Elle a allégué avoir été informée une seule fois, le 14 juillet 2014, de l’éventualité d’un projet de construction sur la parcelle et de la possibilité que les baux soient résiliés. Rien n’avait été entrepris ensuite et trois ans plus tard, en 2017, les contrats avaient été prolongés pour cinq ans. Les bailleurs n’avaient aucun projet concret et aucune demande de permis de construire n’avait été déposée. En novembre 2019, le Département du territoire avait décidé de geler les constructions dans la zone villas et restreint les possibilités de dérogation. La locataire n’était pas opposée à déménager et avait entamé de sérieuses démarches pour trouver des locaux de remplacement dans la région, étant contrainte d’installer ses locaux dans une zone artisanale et industrielle. Ni la régie, ni les bailleurs ne l’avaient aidée, contrairement aux assurances données. Cela démontrait qu’il n’y avait aucune urgence dans l’éventuel projet de promotion. Il était difficile de trouver des locaux équivalents en termes de surface, de prix et de visibilité. La taille, le type d’exploitation et le nombre d’employés qu’elle comptait ne lui permettait pas de déménager en quelques mois. Elle employait 29 personnes, ce qui correspondait à 26 postes à plein temps. La localisation sur la rive gauche était impérative au vu de sa clientèle, dont 80% provenait de cette rive.
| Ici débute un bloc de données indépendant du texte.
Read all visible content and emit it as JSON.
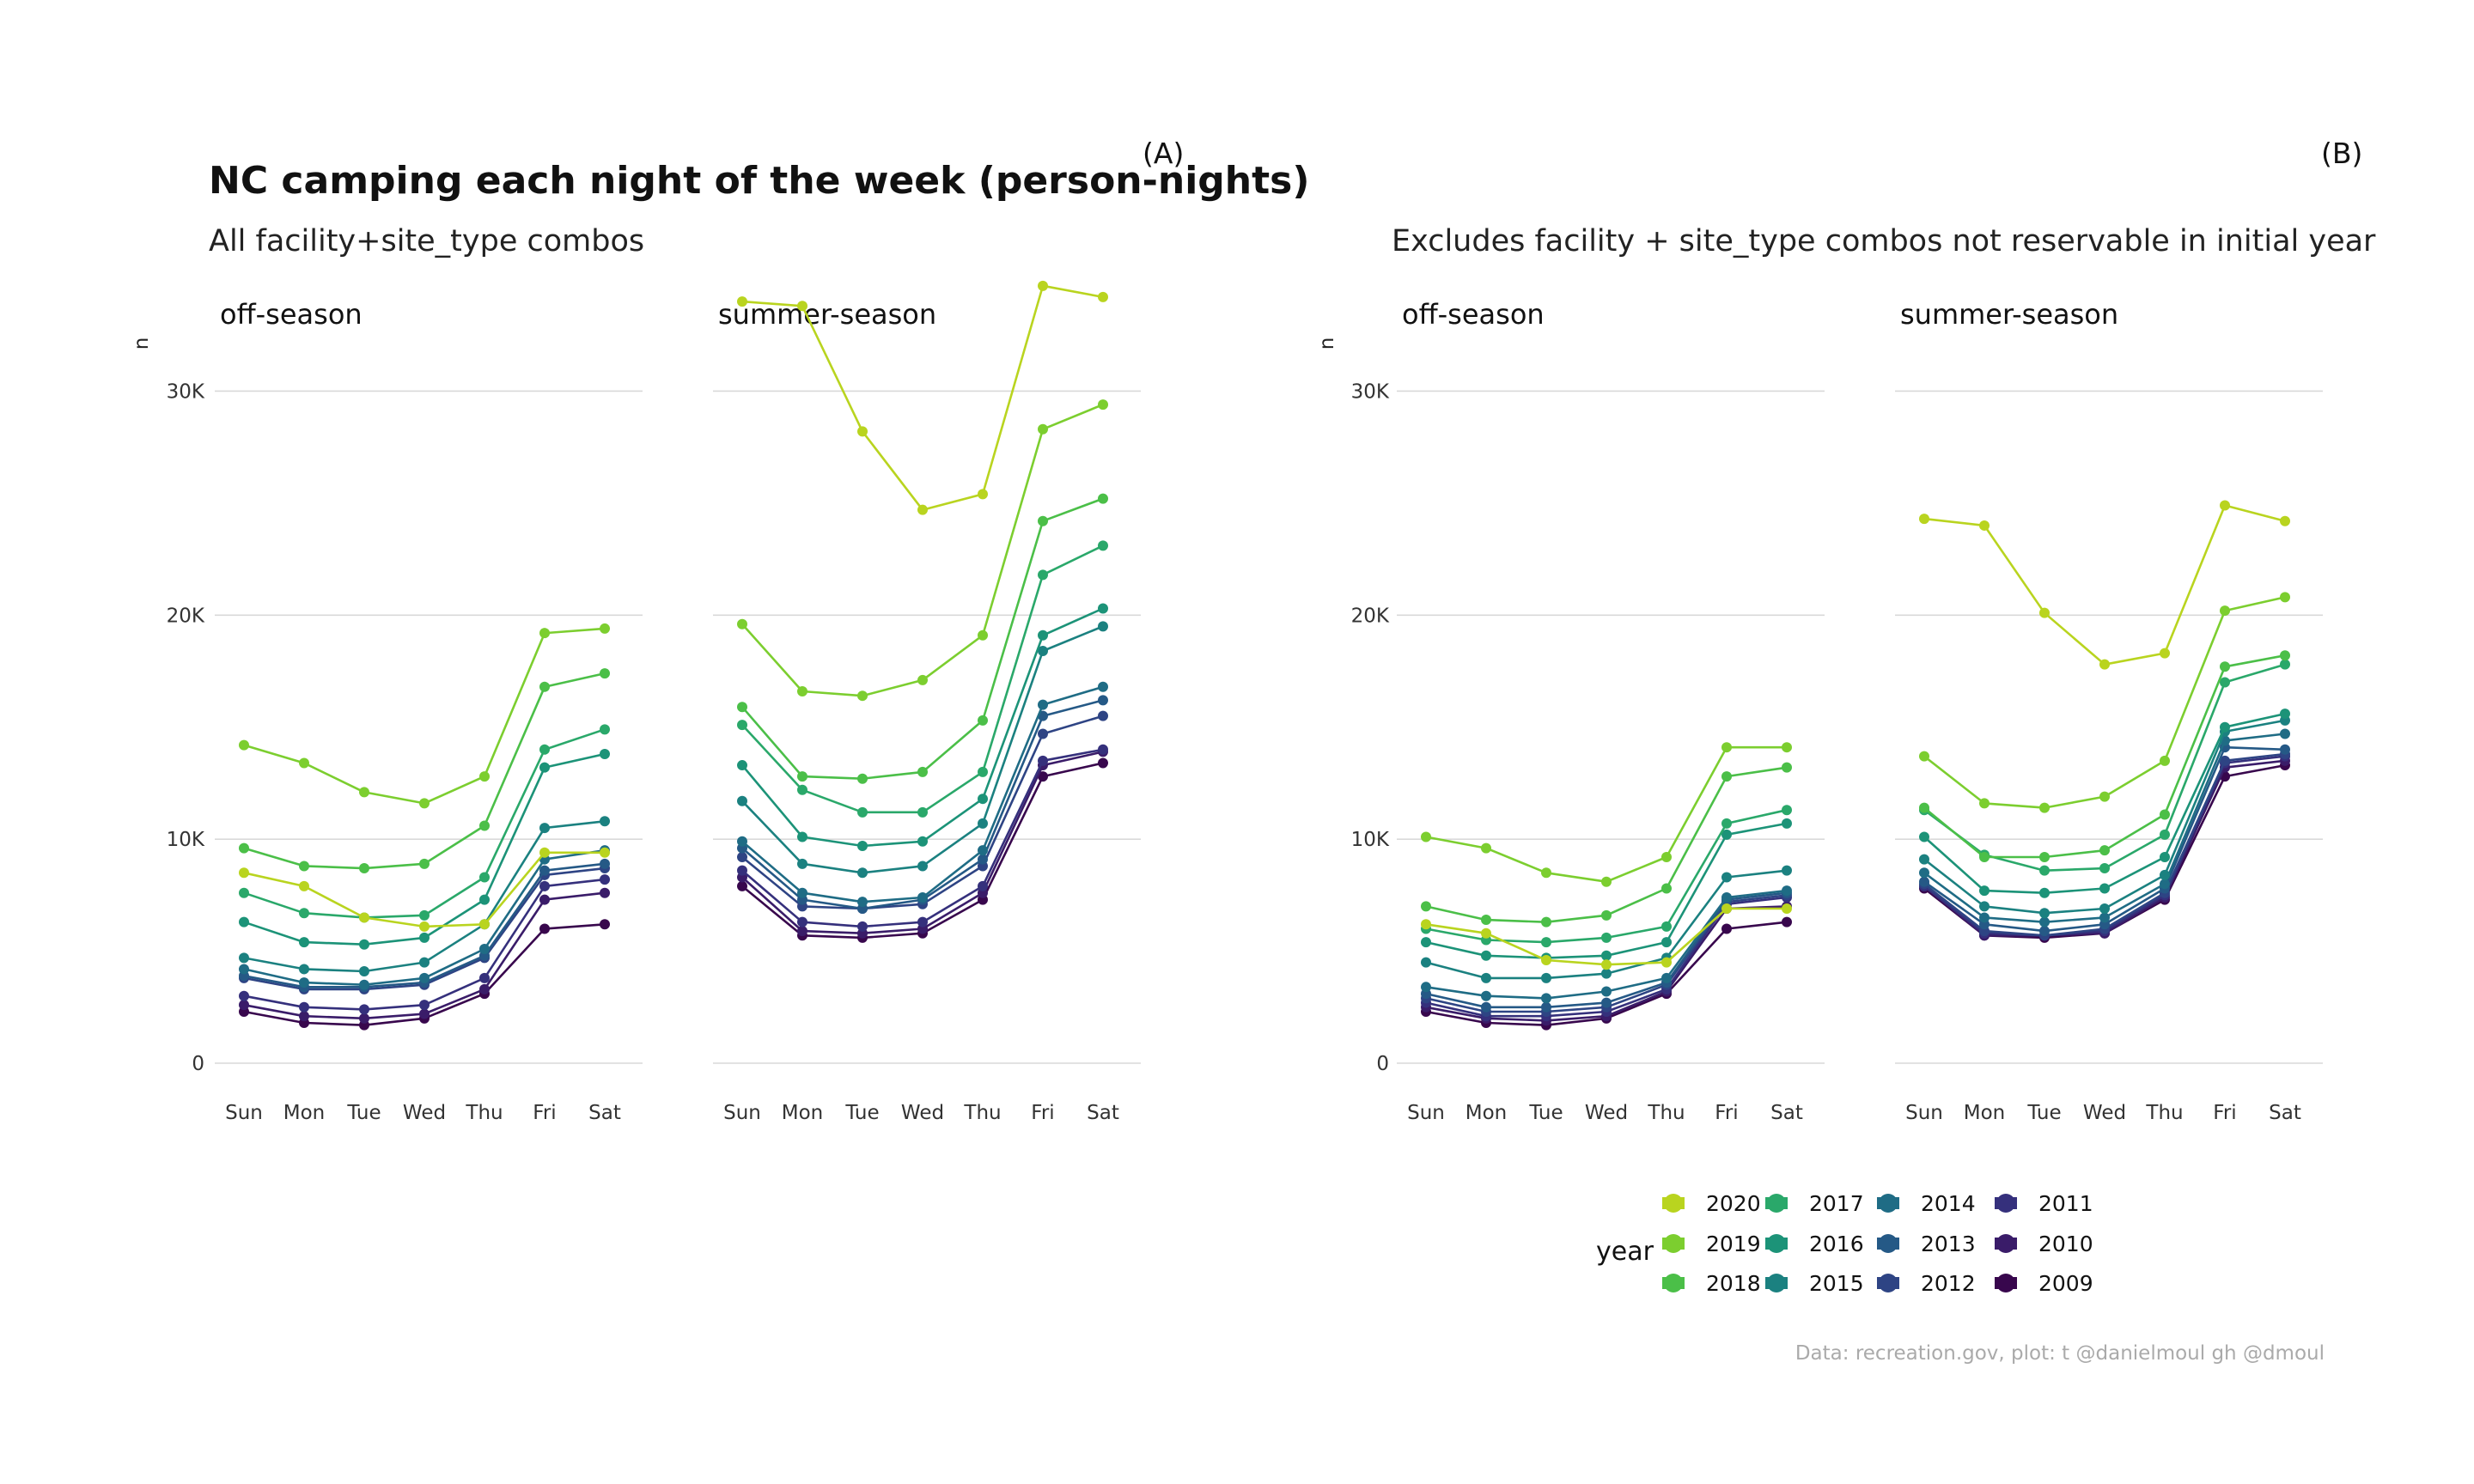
{
  "title": "NC camping each night of the week (person-nights)",
  "caption": "Data: recreation.gov, plot: t @danielmoul gh @dmoul",
  "legend": {
    "title": "year",
    "years": [
      "2020",
      "2019",
      "2018",
      "2017",
      "2016",
      "2015",
      "2014",
      "2013",
      "2012",
      "2011",
      "2010",
      "2009"
    ]
  },
  "colors": {
    "2020": "#b9d41f",
    "2019": "#7cce2f",
    "2018": "#4bbf48",
    "2017": "#2aa86a",
    "2016": "#1c9378",
    "2015": "#1b8180",
    "2014": "#1f6c85",
    "2013": "#255986",
    "2012": "#2e4484",
    "2011": "#35307c",
    "2010": "#3a1c69",
    "2009": "#38074d"
  },
  "chart_data": [
    {
      "type": "line",
      "tag": "(A)",
      "subtitle": "All facility+site_type combos",
      "ylabel": "n",
      "ylim": [
        0,
        35000
      ],
      "yticks": [
        0,
        10000,
        20000,
        30000
      ],
      "ytick_labels": [
        "0",
        "10K",
        "20K",
        "30K"
      ],
      "categories": [
        "Sun",
        "Mon",
        "Tue",
        "Wed",
        "Thu",
        "Fri",
        "Sat"
      ],
      "panels": [
        {
          "name": "off-season",
          "series": [
            {
              "name": "2020",
              "values": [
                8500,
                7900,
                6500,
                6100,
                6200,
                9400,
                9400
              ]
            },
            {
              "name": "2019",
              "values": [
                14200,
                13400,
                12100,
                11600,
                12800,
                19200,
                19400
              ]
            },
            {
              "name": "2018",
              "values": [
                9600,
                8800,
                8700,
                8900,
                10600,
                16800,
                17400
              ]
            },
            {
              "name": "2017",
              "values": [
                7600,
                6700,
                6500,
                6600,
                8300,
                14000,
                14900
              ]
            },
            {
              "name": "2016",
              "values": [
                6300,
                5400,
                5300,
                5600,
                7300,
                13200,
                13800
              ]
            },
            {
              "name": "2015",
              "values": [
                4700,
                4200,
                4100,
                4500,
                6200,
                10500,
                10800
              ]
            },
            {
              "name": "2014",
              "values": [
                4200,
                3600,
                3500,
                3800,
                5100,
                9100,
                9500
              ]
            },
            {
              "name": "2013",
              "values": [
                3900,
                3400,
                3400,
                3600,
                4800,
                8600,
                8900
              ]
            },
            {
              "name": "2012",
              "values": [
                3800,
                3300,
                3300,
                3500,
                4700,
                8400,
                8700
              ]
            },
            {
              "name": "2011",
              "values": [
                3000,
                2500,
                2400,
                2600,
                3800,
                7900,
                8200
              ]
            },
            {
              "name": "2010",
              "values": [
                2600,
                2100,
                2000,
                2200,
                3300,
                7300,
                7600
              ]
            },
            {
              "name": "2009",
              "values": [
                2300,
                1800,
                1700,
                2000,
                3100,
                6000,
                6200
              ]
            }
          ]
        },
        {
          "name": "summer-season",
          "series": [
            {
              "name": "2020",
              "values": [
                34000,
                33800,
                28200,
                24700,
                25400,
                34700,
                34200
              ]
            },
            {
              "name": "2019",
              "values": [
                19600,
                16600,
                16400,
                17100,
                19100,
                28300,
                29400
              ]
            },
            {
              "name": "2018",
              "values": [
                15900,
                12800,
                12700,
                13000,
                15300,
                24200,
                25200
              ]
            },
            {
              "name": "2017",
              "values": [
                15100,
                12200,
                11200,
                11200,
                13000,
                21800,
                23100
              ]
            },
            {
              "name": "2016",
              "values": [
                13300,
                10100,
                9700,
                9900,
                11800,
                19100,
                20300
              ]
            },
            {
              "name": "2015",
              "values": [
                11700,
                8900,
                8500,
                8800,
                10700,
                18400,
                19500
              ]
            },
            {
              "name": "2014",
              "values": [
                9900,
                7600,
                7200,
                7400,
                9500,
                16000,
                16800
              ]
            },
            {
              "name": "2013",
              "values": [
                9600,
                7300,
                6900,
                7300,
                9100,
                15500,
                16200
              ]
            },
            {
              "name": "2012",
              "values": [
                9200,
                7000,
                6900,
                7100,
                8800,
                14700,
                15500
              ]
            },
            {
              "name": "2011",
              "values": [
                8600,
                6300,
                6100,
                6300,
                7900,
                13500,
                14000
              ]
            },
            {
              "name": "2010",
              "values": [
                8300,
                5900,
                5800,
                6000,
                7600,
                13300,
                13900
              ]
            },
            {
              "name": "2009",
              "values": [
                7900,
                5700,
                5600,
                5800,
                7300,
                12800,
                13400
              ]
            }
          ]
        }
      ]
    },
    {
      "type": "line",
      "tag": "(B)",
      "subtitle": "Excludes facility + site_type combos not reservable in initial year",
      "ylabel": "n",
      "ylim": [
        0,
        35000
      ],
      "yticks": [
        0,
        10000,
        20000,
        30000
      ],
      "ytick_labels": [
        "0",
        "10K",
        "20K",
        "30K"
      ],
      "categories": [
        "Sun",
        "Mon",
        "Tue",
        "Wed",
        "Thu",
        "Fri",
        "Sat"
      ],
      "panels": [
        {
          "name": "off-season",
          "series": [
            {
              "name": "2020",
              "values": [
                6200,
                5800,
                4600,
                4400,
                4500,
                6900,
                6900
              ]
            },
            {
              "name": "2019",
              "values": [
                10100,
                9600,
                8500,
                8100,
                9200,
                14100,
                14100
              ]
            },
            {
              "name": "2018",
              "values": [
                7000,
                6400,
                6300,
                6600,
                7800,
                12800,
                13200
              ]
            },
            {
              "name": "2017",
              "values": [
                6000,
                5500,
                5400,
                5600,
                6100,
                10700,
                11300
              ]
            },
            {
              "name": "2016",
              "values": [
                5400,
                4800,
                4700,
                4800,
                5400,
                10200,
                10700
              ]
            },
            {
              "name": "2015",
              "values": [
                4500,
                3800,
                3800,
                4000,
                4700,
                8300,
                8600
              ]
            },
            {
              "name": "2014",
              "values": [
                3400,
                3000,
                2900,
                3200,
                3800,
                7400,
                7700
              ]
            },
            {
              "name": "2013",
              "values": [
                3100,
                2500,
                2500,
                2700,
                3600,
                7300,
                7600
              ]
            },
            {
              "name": "2012",
              "values": [
                2900,
                2300,
                2300,
                2500,
                3500,
                7200,
                7500
              ]
            },
            {
              "name": "2011",
              "values": [
                2700,
                2100,
                2100,
                2300,
                3300,
                7100,
                7400
              ]
            },
            {
              "name": "2010",
              "values": [
                2500,
                2000,
                1900,
                2100,
                3200,
                6900,
                7000
              ]
            },
            {
              "name": "2009",
              "values": [
                2300,
                1800,
                1700,
                2000,
                3100,
                6000,
                6300
              ]
            }
          ]
        },
        {
          "name": "summer-season",
          "series": [
            {
              "name": "2020",
              "values": [
                24300,
                24000,
                20100,
                17800,
                18300,
                24900,
                24200
              ]
            },
            {
              "name": "2019",
              "values": [
                13700,
                11600,
                11400,
                11900,
                13500,
                20200,
                20800
              ]
            },
            {
              "name": "2018",
              "values": [
                11400,
                9200,
                9200,
                9500,
                11100,
                17700,
                18200
              ]
            },
            {
              "name": "2017",
              "values": [
                11300,
                9300,
                8600,
                8700,
                10200,
                17000,
                17800
              ]
            },
            {
              "name": "2016",
              "values": [
                10100,
                7700,
                7600,
                7800,
                9200,
                15000,
                15600
              ]
            },
            {
              "name": "2015",
              "values": [
                9100,
                7000,
                6700,
                6900,
                8400,
                14800,
                15300
              ]
            },
            {
              "name": "2014",
              "values": [
                8500,
                6500,
                6300,
                6500,
                8000,
                14400,
                14700
              ]
            },
            {
              "name": "2013",
              "values": [
                8100,
                6200,
                5900,
                6200,
                7800,
                14100,
                14000
              ]
            },
            {
              "name": "2012",
              "values": [
                8000,
                5900,
                5700,
                6000,
                7600,
                13500,
                13800
              ]
            },
            {
              "name": "2011",
              "values": [
                7900,
                5800,
                5700,
                5900,
                7500,
                13400,
                13700
              ]
            },
            {
              "name": "2010",
              "values": [
                7900,
                5700,
                5700,
                5800,
                7400,
                13200,
                13500
              ]
            },
            {
              "name": "2009",
              "values": [
                7800,
                5700,
                5600,
                5800,
                7300,
                12800,
                13300
              ]
            }
          ]
        }
      ]
    }
  ]
}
o.    Lors de l’audience du 4 avril 2023, le Tribunal a procédé à l’audition de S______, architecte, et R______, membre de la famille des propriétaires et associé de la régie les représentant, en qualité de témoins.

S______ a déclaré avoir contacté son ami R______ en 2006 en vue d’une revalorisation de la parcelle sise route 1______ nos. ______. En 2013, le mandat de développement de la parcelle lui avait été confié. Entre 2013 et 2016, ils avaient pu acquérir trois autres parcelles contigües. En 2015 et 2016, des analyses du site avaient été effectuées par un bureau d’urbanisme, notamment compte tenu de la proximité de la route 1______. Le « feu vert » pour le développement de la zone avait finalement été obtenu du Département en 2016. Un bureau d’urbanisme avait été mandaté début 2022 pour réaliser une image directrice sur toute la surface, soit près de 15'000 m2. En principe, cette image directrice, élaborée avec les services de la commune et de l’Etat, devait aboutir en 2023 et être approuvée en automne 2023. La demande d’autorisation de démolir et de construire devait être déposée en été 2024 et l’ouverture était prévue pour l’automne 2025. Des logements étaient prévus à la place du bâtiment litigieux ainsi que sur les parcelles contigües occupées par des villas. Les occupants des trois villas concernées étaient d’accord de partir dès que le chantier débuterait. L’option de conserver le bâtiment litigieux n’avait pas été retenue car la parcelle était étroite et longue; l’autorisation risquait d’être refusée en raison des distances entre les bâtiments. Il avait été décidé par les services de l’Etat de Genève que toutes les entreprises devaient quitter la zone villas et être déplacées à T______, l’idée étant de rationnaliser et regrouper les différentes entreprises et de conserver la zone villas pour de l’habitation.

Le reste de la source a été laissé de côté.